There’s a lot of talk in Manchester hospitality about seasonality and local suppliers, but not everyone puts their money where their mouth is. It might sound cynical but sometimes it just feels like a marketing ploy. That’s not the case here, though – far from it.
Having just come from being small batch suppliers themselves working with the likes of Osma and Edinburgh Castle to supply bread and bakes for other restaurants around Manchester, Dorothy and Lewis are working almost exclusively with small-scale local producers.
Proudly displayed on the back of Batard’s menu is a list of some of the people they are working with, including Littlewoods Butchers, The Crafty Cheeseman and Cinderwood Market Garden.

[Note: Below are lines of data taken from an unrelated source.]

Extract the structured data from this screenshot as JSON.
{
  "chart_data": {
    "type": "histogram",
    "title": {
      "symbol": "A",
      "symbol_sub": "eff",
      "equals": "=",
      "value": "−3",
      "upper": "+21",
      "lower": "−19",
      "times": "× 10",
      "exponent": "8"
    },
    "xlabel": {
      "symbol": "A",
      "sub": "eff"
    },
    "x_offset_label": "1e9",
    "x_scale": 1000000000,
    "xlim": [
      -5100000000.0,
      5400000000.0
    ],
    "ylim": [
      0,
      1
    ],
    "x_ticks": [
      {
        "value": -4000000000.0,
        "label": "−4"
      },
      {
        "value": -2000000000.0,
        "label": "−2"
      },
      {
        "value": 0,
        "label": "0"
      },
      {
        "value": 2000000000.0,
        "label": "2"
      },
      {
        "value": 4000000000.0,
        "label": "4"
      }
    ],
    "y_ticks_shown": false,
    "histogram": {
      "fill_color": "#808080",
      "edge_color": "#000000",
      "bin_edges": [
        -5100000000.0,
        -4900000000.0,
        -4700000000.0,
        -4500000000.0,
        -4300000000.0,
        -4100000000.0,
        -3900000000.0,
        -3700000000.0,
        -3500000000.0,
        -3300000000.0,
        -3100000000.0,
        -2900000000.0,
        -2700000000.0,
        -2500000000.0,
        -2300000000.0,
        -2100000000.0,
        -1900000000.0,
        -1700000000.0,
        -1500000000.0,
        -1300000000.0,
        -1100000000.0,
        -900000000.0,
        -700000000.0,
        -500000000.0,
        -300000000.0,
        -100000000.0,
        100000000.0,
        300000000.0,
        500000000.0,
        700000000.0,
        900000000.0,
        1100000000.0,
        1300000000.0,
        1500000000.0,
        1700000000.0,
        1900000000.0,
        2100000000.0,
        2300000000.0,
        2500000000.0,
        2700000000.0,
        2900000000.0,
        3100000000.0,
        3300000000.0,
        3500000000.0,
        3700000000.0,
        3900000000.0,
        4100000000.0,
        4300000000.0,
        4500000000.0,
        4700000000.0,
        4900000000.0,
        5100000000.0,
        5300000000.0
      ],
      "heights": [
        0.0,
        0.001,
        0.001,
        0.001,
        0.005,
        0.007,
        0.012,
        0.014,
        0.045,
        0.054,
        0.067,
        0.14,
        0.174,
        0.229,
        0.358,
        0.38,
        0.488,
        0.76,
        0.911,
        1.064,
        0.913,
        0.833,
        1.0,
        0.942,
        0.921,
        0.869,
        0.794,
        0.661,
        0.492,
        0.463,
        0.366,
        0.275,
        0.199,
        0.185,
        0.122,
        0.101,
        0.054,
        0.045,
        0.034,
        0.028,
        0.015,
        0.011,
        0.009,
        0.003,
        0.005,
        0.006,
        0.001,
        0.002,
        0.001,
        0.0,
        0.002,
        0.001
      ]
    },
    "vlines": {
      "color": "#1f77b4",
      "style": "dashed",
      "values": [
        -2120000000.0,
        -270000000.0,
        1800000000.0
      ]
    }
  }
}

Whilst chatting, though, we also hear about plenty more, such as their Altrincham-based mushroom supplier Polyspore and Salford-based coffee supplier Swansong – who even sits down with us for a minute to tell us about his coffee, having just popped in on chance.
The passion behind the project is clear, with every minute detail having been given a lot of thought here.
Dorothy tells us they eventually want to get a mock mill and mill their own grains on site, explaining how in their brownie, for example, they use rye kernels and rye flour, so you can really taste it.
“It provides a little crunch in the mixture that is really nice. We also use horlicks in there which brings out the malty taste of the rye flour.”
“Being able to do that with all different kinds of flours and make our own nut flours and stuf like that to offer something not gluten free because our kitchen’s too small but low gluten would be quite interesting as well – but that’s a little bit down the line.”
For now, they’re just focusing on getting open and enjoying settling into the new space on Princess Street. Just ten minutes walk from Piccadilly, it’s a central location but enough off the beaten path to make it feel like a destination.
Whether you consider yourself a bit of a foodie or you’re just after a good Northern scran done well, we’d definitely recommend putting them on your list.